Although the details of the transaction and the Piñera family’s involvement with the project were revealed in 2017 by Radio Bío Bío, the Pandora Papers managed to get a hold of the contract, signed during Piñera’s first term in office.
The document confirmed that the Piñera family would receive their money in three installments, though the third (around US$9 million) would only be paid if the area in which Dominga would be set was not protected under environmental measures.
To this day, said area is unprotected, with Dominga receiving the go-ahead by government authorities in August.

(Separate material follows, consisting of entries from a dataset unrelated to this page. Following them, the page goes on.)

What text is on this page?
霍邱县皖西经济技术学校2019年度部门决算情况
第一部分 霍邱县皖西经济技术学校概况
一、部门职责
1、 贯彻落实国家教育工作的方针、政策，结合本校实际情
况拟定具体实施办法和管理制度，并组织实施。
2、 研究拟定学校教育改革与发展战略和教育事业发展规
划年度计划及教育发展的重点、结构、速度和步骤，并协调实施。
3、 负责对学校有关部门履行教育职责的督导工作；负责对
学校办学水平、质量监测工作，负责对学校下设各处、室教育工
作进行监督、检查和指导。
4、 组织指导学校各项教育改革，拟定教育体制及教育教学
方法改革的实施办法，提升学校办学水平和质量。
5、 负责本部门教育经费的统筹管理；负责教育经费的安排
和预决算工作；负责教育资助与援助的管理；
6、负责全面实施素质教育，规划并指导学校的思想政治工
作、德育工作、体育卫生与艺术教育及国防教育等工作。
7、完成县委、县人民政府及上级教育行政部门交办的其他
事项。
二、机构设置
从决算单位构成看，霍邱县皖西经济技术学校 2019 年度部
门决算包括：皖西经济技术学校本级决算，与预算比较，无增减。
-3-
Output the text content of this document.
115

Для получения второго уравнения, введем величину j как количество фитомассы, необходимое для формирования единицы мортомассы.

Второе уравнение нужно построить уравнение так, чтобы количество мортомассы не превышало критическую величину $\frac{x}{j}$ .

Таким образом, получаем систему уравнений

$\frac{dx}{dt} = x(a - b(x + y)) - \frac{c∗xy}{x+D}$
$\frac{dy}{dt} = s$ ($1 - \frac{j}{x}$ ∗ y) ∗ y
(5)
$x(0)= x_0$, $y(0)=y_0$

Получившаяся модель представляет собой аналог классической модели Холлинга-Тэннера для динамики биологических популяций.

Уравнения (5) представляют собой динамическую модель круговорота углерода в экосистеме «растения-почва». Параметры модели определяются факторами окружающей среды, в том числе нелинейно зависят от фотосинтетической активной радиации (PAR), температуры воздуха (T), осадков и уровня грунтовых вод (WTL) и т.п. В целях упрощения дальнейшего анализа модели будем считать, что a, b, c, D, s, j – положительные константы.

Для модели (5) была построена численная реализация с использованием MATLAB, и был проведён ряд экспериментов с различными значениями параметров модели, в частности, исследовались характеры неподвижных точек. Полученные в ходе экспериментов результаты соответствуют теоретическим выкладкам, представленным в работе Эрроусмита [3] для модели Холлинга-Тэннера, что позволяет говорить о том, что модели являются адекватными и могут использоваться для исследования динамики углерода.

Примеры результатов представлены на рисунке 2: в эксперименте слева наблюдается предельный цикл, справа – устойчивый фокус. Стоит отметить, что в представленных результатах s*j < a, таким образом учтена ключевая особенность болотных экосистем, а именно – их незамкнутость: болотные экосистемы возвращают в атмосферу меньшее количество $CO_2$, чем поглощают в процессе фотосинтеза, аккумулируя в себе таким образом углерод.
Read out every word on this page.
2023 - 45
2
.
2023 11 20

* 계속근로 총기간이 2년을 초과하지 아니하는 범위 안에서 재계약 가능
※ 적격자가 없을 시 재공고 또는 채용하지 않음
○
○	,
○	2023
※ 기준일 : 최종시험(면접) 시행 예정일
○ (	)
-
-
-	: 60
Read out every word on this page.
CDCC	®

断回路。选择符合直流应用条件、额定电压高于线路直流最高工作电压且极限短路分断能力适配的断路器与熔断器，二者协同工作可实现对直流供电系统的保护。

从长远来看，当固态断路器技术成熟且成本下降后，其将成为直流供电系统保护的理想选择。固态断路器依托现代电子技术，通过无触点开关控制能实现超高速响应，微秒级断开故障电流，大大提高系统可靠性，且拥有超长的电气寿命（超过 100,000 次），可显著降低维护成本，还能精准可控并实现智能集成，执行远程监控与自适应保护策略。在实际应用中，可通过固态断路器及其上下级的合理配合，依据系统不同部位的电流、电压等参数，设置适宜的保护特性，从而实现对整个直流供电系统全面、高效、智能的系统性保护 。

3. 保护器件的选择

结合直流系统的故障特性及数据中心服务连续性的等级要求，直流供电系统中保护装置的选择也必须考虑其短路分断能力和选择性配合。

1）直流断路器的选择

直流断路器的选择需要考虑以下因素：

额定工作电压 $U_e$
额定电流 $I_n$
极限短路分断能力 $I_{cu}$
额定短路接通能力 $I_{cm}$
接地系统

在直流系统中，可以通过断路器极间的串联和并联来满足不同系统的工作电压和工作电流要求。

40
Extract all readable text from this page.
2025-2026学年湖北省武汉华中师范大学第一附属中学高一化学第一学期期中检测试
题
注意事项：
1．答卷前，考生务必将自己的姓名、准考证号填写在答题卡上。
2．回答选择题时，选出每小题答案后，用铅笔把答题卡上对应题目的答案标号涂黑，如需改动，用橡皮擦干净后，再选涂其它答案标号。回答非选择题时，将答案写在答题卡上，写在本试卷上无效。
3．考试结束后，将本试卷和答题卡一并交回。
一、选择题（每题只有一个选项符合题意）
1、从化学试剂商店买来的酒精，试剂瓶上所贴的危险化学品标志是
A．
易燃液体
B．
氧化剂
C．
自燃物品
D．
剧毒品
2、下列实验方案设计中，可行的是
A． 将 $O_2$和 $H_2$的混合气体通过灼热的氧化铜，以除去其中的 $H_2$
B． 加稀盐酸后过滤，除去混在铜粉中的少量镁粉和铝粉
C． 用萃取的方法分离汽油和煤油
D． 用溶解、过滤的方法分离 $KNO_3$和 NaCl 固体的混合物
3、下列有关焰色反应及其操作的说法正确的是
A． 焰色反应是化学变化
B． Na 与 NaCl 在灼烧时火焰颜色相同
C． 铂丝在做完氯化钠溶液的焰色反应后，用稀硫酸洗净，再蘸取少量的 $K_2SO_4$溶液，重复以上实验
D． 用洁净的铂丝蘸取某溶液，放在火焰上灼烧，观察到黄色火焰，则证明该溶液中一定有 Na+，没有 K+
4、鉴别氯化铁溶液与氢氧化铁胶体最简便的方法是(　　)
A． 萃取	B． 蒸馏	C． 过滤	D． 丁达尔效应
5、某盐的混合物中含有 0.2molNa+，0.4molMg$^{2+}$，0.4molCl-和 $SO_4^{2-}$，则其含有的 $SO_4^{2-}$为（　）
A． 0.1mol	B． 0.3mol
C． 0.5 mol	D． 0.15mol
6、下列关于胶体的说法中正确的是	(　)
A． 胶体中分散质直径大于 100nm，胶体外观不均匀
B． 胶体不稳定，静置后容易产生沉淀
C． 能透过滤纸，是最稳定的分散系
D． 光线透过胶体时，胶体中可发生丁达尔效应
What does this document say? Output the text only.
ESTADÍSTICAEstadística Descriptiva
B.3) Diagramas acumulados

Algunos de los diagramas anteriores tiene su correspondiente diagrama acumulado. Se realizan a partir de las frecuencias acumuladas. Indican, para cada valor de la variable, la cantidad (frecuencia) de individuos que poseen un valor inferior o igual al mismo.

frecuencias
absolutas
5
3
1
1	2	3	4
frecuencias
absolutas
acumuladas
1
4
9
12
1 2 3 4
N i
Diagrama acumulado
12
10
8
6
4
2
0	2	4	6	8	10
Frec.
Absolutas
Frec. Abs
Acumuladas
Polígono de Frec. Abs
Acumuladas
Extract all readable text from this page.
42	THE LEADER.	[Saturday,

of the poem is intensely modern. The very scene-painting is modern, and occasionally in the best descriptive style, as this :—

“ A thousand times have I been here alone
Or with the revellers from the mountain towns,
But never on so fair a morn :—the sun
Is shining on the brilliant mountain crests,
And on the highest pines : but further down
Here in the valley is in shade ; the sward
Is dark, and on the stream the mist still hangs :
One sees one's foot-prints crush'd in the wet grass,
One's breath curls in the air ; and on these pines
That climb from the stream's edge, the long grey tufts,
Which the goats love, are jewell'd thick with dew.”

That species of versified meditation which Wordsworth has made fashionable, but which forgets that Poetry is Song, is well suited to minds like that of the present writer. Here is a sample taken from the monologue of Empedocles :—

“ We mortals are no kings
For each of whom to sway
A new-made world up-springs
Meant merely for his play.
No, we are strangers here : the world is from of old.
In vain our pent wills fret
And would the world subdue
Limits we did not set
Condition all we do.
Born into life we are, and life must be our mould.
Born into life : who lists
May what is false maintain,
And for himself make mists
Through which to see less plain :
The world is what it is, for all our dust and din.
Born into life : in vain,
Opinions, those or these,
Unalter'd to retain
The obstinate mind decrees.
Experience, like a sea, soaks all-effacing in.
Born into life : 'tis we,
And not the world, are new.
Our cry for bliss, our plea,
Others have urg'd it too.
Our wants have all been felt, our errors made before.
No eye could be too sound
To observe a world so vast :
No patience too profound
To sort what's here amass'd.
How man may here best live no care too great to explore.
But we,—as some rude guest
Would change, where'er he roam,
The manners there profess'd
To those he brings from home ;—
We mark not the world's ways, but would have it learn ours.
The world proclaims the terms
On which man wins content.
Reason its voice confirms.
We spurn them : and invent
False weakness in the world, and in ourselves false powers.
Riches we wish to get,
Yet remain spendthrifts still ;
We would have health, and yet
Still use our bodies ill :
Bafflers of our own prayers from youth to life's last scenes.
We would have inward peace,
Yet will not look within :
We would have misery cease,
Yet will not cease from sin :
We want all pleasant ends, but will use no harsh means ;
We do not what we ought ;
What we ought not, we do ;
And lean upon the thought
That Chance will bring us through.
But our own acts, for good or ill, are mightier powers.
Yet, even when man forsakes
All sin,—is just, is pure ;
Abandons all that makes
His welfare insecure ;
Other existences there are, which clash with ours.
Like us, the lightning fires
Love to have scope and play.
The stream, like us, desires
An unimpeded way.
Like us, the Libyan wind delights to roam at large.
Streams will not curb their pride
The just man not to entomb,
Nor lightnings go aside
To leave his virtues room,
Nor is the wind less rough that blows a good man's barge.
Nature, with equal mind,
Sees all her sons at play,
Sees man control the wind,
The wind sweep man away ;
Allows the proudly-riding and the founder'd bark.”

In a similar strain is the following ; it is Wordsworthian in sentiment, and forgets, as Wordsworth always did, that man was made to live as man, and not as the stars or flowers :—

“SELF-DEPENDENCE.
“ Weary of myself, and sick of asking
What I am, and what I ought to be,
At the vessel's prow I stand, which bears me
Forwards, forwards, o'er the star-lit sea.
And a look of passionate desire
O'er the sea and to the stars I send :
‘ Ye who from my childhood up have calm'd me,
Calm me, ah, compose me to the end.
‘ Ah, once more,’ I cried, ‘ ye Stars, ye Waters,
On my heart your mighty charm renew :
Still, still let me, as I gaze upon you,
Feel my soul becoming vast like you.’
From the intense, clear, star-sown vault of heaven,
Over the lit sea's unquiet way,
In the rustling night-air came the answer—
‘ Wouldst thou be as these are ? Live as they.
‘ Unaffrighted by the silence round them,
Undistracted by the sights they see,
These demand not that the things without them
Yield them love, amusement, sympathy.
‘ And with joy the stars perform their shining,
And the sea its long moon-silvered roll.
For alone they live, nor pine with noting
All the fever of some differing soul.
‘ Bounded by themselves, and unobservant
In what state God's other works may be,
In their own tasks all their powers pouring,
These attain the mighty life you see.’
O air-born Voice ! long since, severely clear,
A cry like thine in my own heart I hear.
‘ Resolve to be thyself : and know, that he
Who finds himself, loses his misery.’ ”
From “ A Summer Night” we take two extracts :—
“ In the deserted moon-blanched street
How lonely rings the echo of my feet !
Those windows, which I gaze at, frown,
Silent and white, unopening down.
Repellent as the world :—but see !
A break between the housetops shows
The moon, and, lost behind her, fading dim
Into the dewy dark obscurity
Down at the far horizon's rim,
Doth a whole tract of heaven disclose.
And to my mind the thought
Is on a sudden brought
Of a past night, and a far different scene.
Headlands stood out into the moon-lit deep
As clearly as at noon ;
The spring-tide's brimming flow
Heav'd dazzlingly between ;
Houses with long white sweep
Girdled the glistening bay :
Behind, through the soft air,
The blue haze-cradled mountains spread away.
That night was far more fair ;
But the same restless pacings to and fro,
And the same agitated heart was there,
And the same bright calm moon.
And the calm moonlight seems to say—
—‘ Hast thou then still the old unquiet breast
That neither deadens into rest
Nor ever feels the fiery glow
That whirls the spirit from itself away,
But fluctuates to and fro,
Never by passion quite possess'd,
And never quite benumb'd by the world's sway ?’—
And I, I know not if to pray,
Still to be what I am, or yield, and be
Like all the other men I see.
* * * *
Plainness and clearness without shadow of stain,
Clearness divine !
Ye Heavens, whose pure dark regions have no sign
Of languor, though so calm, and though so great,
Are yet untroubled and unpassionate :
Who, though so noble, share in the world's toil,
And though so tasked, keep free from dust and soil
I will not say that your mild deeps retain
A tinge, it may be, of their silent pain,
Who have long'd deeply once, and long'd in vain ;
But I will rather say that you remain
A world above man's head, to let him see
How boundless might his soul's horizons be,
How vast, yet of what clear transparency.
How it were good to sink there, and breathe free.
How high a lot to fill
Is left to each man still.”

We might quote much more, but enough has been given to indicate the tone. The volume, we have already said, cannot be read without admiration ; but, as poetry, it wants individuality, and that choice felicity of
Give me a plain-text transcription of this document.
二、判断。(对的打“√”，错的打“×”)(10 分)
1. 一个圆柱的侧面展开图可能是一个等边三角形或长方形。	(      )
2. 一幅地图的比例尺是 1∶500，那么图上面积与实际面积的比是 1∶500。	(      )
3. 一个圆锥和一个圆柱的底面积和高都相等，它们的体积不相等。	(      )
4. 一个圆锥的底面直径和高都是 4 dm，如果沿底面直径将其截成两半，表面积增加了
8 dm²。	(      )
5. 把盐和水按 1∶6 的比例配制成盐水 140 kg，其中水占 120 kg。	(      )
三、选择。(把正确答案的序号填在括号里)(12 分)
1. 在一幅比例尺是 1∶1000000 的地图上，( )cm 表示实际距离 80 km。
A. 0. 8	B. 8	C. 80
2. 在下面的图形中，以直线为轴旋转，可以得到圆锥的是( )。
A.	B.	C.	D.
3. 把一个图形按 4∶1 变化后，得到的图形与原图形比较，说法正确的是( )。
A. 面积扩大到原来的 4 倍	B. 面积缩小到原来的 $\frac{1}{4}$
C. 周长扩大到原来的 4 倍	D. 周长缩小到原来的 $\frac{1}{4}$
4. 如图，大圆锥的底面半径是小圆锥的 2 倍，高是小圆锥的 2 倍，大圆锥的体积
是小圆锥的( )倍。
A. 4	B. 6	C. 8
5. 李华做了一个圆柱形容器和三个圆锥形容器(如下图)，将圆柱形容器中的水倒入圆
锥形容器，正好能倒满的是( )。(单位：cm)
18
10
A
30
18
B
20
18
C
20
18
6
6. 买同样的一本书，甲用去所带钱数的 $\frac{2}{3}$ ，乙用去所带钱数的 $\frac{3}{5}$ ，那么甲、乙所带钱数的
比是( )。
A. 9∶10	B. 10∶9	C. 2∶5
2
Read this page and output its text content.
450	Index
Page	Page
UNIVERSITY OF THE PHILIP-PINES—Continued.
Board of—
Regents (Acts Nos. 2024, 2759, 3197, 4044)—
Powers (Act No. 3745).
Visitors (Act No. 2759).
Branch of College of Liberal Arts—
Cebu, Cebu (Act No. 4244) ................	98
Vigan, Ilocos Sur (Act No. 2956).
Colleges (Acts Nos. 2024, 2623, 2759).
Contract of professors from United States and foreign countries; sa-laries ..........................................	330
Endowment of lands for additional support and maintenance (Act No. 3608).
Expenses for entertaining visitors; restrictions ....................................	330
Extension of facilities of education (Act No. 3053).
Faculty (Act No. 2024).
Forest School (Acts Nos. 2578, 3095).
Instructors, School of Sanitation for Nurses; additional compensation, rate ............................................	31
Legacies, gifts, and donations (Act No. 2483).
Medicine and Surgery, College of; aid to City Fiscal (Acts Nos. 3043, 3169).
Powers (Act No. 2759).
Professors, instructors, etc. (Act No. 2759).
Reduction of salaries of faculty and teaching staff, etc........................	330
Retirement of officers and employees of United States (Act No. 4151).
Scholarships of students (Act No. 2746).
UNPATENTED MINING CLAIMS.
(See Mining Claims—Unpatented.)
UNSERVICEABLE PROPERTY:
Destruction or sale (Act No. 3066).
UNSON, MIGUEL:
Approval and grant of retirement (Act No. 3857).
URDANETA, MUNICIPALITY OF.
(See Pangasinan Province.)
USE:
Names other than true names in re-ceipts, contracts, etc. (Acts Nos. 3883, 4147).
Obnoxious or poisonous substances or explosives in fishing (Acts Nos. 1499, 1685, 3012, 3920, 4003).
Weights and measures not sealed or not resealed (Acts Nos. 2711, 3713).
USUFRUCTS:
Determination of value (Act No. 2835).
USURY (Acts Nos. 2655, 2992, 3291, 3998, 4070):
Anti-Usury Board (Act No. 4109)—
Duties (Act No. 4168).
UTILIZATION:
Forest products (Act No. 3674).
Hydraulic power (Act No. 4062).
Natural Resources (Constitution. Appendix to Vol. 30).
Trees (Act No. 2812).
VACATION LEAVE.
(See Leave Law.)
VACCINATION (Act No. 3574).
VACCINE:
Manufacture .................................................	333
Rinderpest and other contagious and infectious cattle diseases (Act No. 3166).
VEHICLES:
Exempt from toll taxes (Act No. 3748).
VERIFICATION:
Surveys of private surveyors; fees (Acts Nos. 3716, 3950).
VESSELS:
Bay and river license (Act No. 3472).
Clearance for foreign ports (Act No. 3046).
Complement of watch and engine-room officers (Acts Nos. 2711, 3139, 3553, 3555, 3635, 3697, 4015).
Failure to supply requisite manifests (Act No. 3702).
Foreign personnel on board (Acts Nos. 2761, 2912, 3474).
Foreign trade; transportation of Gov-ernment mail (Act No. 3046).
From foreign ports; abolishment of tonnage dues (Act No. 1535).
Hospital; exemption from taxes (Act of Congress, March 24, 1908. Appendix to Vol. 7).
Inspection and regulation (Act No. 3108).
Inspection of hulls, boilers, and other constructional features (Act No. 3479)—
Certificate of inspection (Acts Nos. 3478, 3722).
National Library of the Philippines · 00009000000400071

The leak was a hard blow to an already unpopular administration and it became the perfect excuse for the opposition to attack Piñera, a conservative billionaire, four months before he leaves office.
The filibuster in Chile
The centre-left acted quickly and built a case against the Head of State, accusing him of breach of probity and smearing the image of the country.
After days of debate, the accusation reached the House floor Monday, where the opposition needs 78 votes to get it passed.
Nevertheless, last week, Gabriel Boric, a leftist House member and a current presidential candidate, contracted covid-19.
His friend Giorgio Jackson, another leftist House member, was deemed a close contact and was sent to quarantine for a week.
Under Chilean covid-19 rules, his isolation ends at midnight and his vote is crucial to make the Senate debate Piñera’s impeachment.
That is why the monumental task of speaking for over 14 hours fell on the shoulders of Jaime Naranjo, a 70-year old member of the Socialist party.
Why? Mr Naranjo has been speaking non-stop (with the exception of a 15-minute break) stalling a floor vote until midnight, when Mr Jackson will get on his car and drive from Santiago to Valparaíso (116 kilometres – 72 miles) to cast his vote against Piñera, whose fortune is valued at US$2.8 billion, according to Forbes.
Mr Naranjo started his speech at 10:24 (Chile time) by reading a 1,300-page-long document.
As of 22:40, he is still going at it.
If everything goes as planned, 78 members of Congress will vote in favour of Piñera’s impeachment.
Then, the Senate should hold a trial, where the opposition needs a two-thirds majority to declare victory.